Time travel is a phenomenon that has always been presented in movies. Movies like the terminator, Star Trek, Back to the Future, and so many more. It’s always been a non-fiction concept, but now scientists are predicting it may not be science fiction after all. Its predicted if we could go faster than the speed of light, we can possibly time travel. One way we could time travel is using wormholes. We would have to manipulate the openings to be able to time travel. The idea would be that we would have to get one opening of a wormhole going close to the speed of light. The other opening would be just be the normal opening. But because one is going faster than the other, not only would we get from Point A to Point B we could end up from one moment into another meaning the past. If we wanted to get back into the present, we would have to enter the wormhole from Point B to get to Point A again. But it’s said that travelling to the past is extremely difficult but not impossible compared to travelling in the future. Why? Well because then paradoxes can happen. Let’s take the wormhole again as an example. Let’s also use Stephen Hawking’s the ‘mad scientist paradox.”

The paradox starts with a scientist who has created a wormhole that could go 1 minute back in time. He decides he is going to shoot himself through the worm hole. He can see himself one minute in the past. The paradox then goes to say ‘He’s now dead. So who fired the shot?” It goes on to explain how the scientist will never find him self in this kind of situation. The reason being is because of the wormhole. It would collapse before anything got across it. This would happen because of feedback. Just like in a concert, when the artist is singing sound goes into the microphone, it proceeds through the wires and into the amplifier and finally comes out through the speakers.

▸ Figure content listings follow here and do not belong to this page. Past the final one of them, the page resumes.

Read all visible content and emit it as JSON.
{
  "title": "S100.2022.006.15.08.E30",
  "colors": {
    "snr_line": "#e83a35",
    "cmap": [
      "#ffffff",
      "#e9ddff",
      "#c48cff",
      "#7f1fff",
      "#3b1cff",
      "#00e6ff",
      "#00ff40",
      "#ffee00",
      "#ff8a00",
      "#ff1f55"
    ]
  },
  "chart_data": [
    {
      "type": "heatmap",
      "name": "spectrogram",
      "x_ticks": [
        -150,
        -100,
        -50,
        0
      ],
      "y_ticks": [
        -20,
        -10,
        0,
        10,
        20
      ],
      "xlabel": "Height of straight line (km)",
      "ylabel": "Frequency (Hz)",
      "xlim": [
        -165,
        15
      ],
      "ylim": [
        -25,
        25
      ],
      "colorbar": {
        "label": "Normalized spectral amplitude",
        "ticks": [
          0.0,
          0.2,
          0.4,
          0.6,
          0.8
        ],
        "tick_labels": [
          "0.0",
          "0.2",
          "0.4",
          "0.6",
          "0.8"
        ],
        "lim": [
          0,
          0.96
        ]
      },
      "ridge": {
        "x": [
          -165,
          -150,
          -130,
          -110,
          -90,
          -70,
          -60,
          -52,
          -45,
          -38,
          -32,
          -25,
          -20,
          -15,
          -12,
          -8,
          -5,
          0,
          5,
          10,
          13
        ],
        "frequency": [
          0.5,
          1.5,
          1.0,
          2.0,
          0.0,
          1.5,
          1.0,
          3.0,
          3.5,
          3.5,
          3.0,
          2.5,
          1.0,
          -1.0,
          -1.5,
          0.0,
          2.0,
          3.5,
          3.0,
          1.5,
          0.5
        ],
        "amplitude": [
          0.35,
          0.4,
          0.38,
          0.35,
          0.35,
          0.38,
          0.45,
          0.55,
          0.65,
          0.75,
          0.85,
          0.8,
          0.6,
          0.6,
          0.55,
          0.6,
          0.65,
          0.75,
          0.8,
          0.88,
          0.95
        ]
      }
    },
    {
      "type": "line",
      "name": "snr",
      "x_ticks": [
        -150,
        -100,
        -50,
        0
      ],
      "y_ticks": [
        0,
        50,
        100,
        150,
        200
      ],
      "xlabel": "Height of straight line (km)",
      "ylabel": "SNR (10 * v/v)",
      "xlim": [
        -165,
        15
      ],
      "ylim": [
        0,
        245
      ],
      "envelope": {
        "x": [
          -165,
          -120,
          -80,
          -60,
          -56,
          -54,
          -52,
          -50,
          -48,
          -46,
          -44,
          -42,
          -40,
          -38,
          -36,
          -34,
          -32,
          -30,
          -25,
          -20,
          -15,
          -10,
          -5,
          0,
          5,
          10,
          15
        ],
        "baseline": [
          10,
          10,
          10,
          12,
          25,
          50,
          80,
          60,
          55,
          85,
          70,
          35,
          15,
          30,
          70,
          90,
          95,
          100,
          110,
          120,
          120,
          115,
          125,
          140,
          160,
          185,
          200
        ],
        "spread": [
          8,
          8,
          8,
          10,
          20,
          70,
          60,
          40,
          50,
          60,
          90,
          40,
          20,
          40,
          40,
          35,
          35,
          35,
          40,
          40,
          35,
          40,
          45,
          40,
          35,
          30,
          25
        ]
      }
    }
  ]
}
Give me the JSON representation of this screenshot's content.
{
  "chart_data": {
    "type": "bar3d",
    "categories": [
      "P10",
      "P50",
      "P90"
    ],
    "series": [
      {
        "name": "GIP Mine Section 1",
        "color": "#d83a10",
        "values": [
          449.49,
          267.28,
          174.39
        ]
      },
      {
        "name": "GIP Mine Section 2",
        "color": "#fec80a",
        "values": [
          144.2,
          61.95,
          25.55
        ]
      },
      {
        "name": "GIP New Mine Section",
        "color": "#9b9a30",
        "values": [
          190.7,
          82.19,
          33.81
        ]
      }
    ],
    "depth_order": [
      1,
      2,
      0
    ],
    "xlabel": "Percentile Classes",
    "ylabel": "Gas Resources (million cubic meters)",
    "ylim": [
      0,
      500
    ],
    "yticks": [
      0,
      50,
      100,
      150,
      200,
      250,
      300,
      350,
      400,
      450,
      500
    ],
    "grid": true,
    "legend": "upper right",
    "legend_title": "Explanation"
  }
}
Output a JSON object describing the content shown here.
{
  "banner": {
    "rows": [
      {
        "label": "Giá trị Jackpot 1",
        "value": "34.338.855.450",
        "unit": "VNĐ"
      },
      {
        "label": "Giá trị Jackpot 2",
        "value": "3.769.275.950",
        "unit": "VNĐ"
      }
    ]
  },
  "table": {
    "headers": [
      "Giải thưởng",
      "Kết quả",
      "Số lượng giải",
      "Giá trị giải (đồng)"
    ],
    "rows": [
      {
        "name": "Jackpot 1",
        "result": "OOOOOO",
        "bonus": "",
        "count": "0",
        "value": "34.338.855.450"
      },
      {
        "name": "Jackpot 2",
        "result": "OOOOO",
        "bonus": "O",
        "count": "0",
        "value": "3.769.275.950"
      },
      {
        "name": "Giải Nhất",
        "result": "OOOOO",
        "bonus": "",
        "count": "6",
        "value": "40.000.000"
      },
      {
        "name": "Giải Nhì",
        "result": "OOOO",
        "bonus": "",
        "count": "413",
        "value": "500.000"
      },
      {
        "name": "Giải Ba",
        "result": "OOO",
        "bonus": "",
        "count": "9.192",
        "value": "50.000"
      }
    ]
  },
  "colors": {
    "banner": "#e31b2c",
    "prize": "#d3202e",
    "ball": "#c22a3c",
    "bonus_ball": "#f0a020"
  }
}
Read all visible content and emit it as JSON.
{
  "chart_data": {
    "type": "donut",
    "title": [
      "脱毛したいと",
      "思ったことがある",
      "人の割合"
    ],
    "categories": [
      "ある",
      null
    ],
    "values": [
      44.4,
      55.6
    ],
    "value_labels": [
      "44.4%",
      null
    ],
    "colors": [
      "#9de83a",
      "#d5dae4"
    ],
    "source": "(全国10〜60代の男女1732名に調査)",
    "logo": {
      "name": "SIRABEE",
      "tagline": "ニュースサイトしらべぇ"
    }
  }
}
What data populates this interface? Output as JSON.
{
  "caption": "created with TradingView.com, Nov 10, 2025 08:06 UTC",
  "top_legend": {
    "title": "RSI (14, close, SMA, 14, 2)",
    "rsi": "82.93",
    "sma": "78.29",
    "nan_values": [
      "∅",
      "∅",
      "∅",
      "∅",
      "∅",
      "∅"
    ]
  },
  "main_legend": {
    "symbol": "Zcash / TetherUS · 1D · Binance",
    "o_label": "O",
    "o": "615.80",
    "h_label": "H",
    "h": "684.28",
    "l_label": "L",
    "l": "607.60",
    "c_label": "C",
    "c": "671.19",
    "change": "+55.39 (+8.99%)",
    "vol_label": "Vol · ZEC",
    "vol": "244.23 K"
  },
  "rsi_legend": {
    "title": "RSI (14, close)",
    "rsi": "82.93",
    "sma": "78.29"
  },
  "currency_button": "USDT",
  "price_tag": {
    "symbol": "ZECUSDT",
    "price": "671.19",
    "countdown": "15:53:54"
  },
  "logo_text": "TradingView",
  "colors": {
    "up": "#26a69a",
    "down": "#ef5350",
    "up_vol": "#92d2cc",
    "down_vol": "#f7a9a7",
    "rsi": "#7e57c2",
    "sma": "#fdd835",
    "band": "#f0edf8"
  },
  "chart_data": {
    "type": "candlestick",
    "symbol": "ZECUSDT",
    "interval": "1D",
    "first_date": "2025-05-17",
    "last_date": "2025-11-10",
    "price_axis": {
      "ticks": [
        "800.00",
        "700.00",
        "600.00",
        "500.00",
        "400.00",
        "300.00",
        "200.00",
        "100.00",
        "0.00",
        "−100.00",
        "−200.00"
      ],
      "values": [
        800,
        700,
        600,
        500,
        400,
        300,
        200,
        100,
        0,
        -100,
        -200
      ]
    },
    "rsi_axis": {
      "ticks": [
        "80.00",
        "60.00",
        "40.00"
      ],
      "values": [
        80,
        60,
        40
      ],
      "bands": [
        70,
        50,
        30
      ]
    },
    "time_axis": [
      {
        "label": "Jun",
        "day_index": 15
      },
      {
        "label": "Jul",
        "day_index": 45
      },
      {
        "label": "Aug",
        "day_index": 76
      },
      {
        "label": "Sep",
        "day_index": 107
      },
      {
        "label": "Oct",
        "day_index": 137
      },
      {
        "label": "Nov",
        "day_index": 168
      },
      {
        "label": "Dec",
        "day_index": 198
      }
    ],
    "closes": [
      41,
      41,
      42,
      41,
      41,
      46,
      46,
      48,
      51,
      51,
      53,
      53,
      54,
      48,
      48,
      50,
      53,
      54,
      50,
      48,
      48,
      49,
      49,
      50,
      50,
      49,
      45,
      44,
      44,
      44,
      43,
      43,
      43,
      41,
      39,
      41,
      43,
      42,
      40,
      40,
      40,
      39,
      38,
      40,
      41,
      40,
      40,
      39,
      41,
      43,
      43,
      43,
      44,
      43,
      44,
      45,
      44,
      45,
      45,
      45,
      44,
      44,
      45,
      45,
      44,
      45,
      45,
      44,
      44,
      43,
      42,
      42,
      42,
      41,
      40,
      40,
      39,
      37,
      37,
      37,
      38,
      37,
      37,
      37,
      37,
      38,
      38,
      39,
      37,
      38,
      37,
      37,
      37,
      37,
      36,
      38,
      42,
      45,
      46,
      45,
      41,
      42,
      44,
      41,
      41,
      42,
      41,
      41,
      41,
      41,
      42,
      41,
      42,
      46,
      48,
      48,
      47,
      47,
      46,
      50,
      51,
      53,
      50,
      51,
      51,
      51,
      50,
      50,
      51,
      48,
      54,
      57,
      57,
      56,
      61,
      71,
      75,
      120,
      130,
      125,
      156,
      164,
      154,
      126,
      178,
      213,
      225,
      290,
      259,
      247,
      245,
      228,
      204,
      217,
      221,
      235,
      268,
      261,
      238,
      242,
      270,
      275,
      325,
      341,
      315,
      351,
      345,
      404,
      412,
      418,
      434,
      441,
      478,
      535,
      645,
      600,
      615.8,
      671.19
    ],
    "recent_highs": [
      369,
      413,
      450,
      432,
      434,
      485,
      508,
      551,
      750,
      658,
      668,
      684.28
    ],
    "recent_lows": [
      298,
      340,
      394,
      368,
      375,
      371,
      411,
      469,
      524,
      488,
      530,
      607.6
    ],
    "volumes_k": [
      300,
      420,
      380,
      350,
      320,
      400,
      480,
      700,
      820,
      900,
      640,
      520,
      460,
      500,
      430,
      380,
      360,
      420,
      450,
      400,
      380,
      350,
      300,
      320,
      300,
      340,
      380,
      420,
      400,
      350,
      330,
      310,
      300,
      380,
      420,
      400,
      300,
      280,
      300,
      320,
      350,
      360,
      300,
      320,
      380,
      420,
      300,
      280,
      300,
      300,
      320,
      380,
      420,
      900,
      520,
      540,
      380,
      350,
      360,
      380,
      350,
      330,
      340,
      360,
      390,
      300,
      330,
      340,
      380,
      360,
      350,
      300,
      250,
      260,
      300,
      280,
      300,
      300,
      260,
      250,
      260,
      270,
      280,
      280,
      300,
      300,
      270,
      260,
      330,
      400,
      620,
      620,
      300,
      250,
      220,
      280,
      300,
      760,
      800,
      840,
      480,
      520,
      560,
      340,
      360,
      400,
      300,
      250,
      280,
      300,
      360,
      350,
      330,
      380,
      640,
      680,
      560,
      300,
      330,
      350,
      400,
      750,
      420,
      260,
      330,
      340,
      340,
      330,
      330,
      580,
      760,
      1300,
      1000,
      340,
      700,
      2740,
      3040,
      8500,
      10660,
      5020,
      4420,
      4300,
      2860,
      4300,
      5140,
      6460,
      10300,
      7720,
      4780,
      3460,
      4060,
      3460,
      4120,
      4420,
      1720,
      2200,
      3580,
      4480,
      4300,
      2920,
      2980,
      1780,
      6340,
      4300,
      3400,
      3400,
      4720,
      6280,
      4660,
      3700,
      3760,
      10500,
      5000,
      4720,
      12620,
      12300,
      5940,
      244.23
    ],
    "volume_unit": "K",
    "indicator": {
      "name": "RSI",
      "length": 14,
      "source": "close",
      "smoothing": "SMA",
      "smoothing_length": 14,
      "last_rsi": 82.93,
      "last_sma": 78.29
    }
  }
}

If there is too much sound the from the speaker going back into the microphone, it will end up in a loop, the sound will get louder which will eventually break the speaker. The same thing could be said for the wormhole. But instead of sound it will be radiation. Because of the wormholes gravity it will attract natural radiation into itself. This will continue into a loop which will destroy the wormhole. Another paradox is called the grandfather paradox. In this paradox you would go back in time, kill your grandfather and then you aren’t born. But if you’re never born then how can you go back to kill your grandfather. This is a paradox. There are ‘solutions” for this paradox, when you go back into the past, you don’t travel to your past but a parallel past. But a paradox like this and the mad scientist paradox is why many believe that travelling back in time will never be possible.

Traveling to the future is a different story. It is already believed that we can travel to the future, of course if we had the technology. Thanks to Time Dilation this may be possible. Time Dilation means the faster you move through space, the slower you move through time. Its theorized that if someone traveled away from earth at light speed, his or her time would be moving at a slower rate, but on earth time would still move at the same rate of speed. So once the person returned to earth then he would of technically traveled into the future because for him time moved slow.